The left in Unite is -in many respects – riding high. The main left group in the union, the United Left (UL) controls the Exective and its candidate, Len McCluskey, won the recent General Secretary election by a big majority and will be taking over from February when Tony Woodley stands down as GS and takes charge of the union’s Organising Department.
Meanwhile the ‘Workers Uniting’ group that backed Les Bayliss in the GS election, has disbanded – although it seems that some of its supporters have formed a new outfit called the ‘Independent Left.’
On Saturday the UL held a meeting in Birmingham attended by about 250 Unite members. The main item on the agenda was the selection of candidates for the forthcoming Executive elections, resulting in this slate. ‘Unite Now’, by the way, is a new grouping formed by Simon Dubbins claiming to have no significant political disagreements with the UL…which raises the rather obvious question of why it exists… nevertheless, Unite Now seems to have the support of some good activists and the UL has quite correctly taken the view that in certain sectors (noteably Construction) and regions (East Midlands), the two groups should support each other’s candidates.

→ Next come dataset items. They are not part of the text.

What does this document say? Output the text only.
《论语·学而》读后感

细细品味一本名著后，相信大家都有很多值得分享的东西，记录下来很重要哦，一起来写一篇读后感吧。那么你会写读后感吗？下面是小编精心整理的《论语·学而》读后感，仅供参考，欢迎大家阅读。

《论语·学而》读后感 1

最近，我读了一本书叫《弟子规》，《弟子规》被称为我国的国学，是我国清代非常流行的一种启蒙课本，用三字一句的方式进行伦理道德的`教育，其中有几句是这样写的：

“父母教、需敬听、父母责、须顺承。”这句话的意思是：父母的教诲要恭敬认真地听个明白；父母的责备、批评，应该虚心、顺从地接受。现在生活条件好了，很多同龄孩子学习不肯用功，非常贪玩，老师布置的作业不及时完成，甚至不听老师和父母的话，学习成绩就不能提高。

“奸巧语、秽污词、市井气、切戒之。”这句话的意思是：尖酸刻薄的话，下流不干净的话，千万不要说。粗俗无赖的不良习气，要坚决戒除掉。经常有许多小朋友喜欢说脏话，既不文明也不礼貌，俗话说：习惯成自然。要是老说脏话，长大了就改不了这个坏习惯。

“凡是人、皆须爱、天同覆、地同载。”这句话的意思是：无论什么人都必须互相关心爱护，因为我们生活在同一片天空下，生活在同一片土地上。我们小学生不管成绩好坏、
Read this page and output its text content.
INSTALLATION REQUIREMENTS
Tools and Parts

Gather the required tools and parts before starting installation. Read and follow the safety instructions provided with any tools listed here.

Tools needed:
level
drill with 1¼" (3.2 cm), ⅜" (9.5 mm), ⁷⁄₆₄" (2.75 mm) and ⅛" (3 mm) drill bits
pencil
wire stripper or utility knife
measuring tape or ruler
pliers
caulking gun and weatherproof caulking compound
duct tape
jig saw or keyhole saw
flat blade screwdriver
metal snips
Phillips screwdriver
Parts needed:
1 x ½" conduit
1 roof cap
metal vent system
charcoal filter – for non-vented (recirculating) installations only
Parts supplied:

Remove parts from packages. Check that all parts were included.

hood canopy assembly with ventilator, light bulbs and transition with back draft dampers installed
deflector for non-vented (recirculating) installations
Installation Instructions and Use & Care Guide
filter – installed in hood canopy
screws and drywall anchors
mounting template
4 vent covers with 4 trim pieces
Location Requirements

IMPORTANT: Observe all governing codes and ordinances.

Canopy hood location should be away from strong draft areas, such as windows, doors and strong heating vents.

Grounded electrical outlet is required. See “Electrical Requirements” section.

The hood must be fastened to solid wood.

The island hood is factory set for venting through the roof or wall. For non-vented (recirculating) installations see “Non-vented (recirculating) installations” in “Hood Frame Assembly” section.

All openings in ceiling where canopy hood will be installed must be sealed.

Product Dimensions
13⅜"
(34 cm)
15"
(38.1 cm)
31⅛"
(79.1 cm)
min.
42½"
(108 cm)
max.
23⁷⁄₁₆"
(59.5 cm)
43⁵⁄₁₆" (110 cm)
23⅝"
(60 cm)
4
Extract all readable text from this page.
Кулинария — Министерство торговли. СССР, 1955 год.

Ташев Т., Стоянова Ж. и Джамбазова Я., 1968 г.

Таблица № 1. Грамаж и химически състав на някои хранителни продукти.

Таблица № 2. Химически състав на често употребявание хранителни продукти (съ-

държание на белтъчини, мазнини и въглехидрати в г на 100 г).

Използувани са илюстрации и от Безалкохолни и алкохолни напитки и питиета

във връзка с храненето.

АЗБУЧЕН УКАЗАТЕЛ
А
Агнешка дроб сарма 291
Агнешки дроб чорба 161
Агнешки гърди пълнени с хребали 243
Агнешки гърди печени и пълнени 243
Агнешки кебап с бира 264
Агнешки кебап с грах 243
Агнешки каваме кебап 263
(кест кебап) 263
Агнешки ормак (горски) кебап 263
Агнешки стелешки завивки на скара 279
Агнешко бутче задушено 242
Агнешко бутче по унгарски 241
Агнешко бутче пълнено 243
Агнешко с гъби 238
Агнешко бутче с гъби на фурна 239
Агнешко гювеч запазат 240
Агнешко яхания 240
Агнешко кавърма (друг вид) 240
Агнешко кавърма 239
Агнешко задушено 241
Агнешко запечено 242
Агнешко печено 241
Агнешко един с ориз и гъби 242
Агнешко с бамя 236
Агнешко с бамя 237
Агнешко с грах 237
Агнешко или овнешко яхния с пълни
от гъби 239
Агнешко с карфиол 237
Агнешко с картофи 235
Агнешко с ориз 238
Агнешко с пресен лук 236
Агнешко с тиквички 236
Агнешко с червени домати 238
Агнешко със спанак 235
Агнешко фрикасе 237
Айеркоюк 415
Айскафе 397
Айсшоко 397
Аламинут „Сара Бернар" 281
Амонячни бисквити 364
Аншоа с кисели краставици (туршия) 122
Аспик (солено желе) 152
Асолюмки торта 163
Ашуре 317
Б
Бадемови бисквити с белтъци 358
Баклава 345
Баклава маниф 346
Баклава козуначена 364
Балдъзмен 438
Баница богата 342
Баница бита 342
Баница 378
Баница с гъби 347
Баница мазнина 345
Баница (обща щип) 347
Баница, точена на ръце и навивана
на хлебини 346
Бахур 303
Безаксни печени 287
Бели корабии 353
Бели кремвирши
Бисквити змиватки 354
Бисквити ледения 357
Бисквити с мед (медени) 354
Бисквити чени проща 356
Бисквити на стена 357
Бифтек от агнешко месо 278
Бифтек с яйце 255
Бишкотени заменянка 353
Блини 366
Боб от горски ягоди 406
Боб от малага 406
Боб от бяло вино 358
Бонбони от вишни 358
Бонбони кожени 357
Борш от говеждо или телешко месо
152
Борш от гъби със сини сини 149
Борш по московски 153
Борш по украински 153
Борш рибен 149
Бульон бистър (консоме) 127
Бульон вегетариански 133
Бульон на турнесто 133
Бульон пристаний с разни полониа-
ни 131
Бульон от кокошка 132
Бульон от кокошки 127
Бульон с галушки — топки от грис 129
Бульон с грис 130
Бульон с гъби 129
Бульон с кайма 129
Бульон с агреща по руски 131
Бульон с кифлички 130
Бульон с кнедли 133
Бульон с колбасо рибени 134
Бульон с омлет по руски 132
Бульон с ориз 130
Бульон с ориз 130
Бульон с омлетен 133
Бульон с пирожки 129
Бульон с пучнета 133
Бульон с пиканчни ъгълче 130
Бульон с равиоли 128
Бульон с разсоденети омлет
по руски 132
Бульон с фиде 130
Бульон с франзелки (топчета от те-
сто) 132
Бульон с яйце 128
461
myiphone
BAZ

The other significant decision taken at Saturday’s meeting was to readmit the SWP to full membership of the UL. members of the SWP had been suspended from holding office in the UL following the SWP’s decision to support Jerry Hicks rather than Len McCluskey in the GS election. Leading members of the SWP’s Unite fraction had accepted their suspension with good grace and there was clearly an understanding between them and the UL leadership that the suspension would be lifted once the election was over. In the end, the following statement was overwhelmingly endorsed:
“This United Left Quarterly Supporters meeting endorses the action of the NCC (National Co-ordinating Committee – JL) in lifting the suspension of members of the SWP from holding office & representative positions within United Left with effect from the close of ballot for the election of General Secretary Designate. This is with the proviso that any future breaches of dicipline in relation to support for United Left slates will mean that they permanently exclude themselves from the United Left. The proviso also covers any breach of United left discipline agreed to be serious enough by a meeting of the NCC to prompt the calling of a United Left supporters meeting to debate and decide the matter.”
The decision to readmit the SWP was clearly correct, if only to ensure that some good industrial militants stay with the UL and are not tempted to throw in their lot with the increasingly bizarre fantasist Jerry Hicks, the preposterous petty bourgeois David Beaumont and their ill-named ‘Grass Roots Left.’
But there are challenges and difficulties facing the UL: not least the need to turn it from being a faction that still operates as though it’s an oppostion group, into a movement for rank and file democracy, willing to work with allies who may not be part of the UL, but stand for the interests of the union and the class as a whole. Formal political positioning is not the major issue in Unite: there is no “right wing” any more, and the UL’s differences with Bayliss and Davison (and before them, Aitkin), were not over formal political positions. This is something that people from other unions find difficult to understand. It’s well summed up by a long-standing Unite activist I spoke to recently:
“I’ve said all along that the major division in the union is not between ex-Amicus and ex-T&G, or between left and right: it’s between those who are willing to fight for an organisation that will organise workers and those who seek an income stream to preserve the lifestyles of themselves and their mates. We can all agree on the behaviour of Les Bayliss’s people and also about the millenarian fantasy world of the Hicks club; but what about issues in our own (UL) ranks? While some of us have been trying to build the union by opening up an honest dialogue with potential allies in Amicus and among the previously excluded ex-T&G active members on the best structures for the members and the class, some of “our” people were looking to defend their control of Branch and District funds as the major priority. They do not seem to realise that this is the union’s money and they are just the temporary cheque signatory. Many of the same people are strangely reluctant to help establish active and representaive Regional Industrial Sector Committees and prefer to do deals between factions to divide up power bases. If the UL is to move forward, it has to break from these practices and build a leadership that the entire union can have confidence in as our class faces what is likely to be the hardest fight in any of our lifetimes.”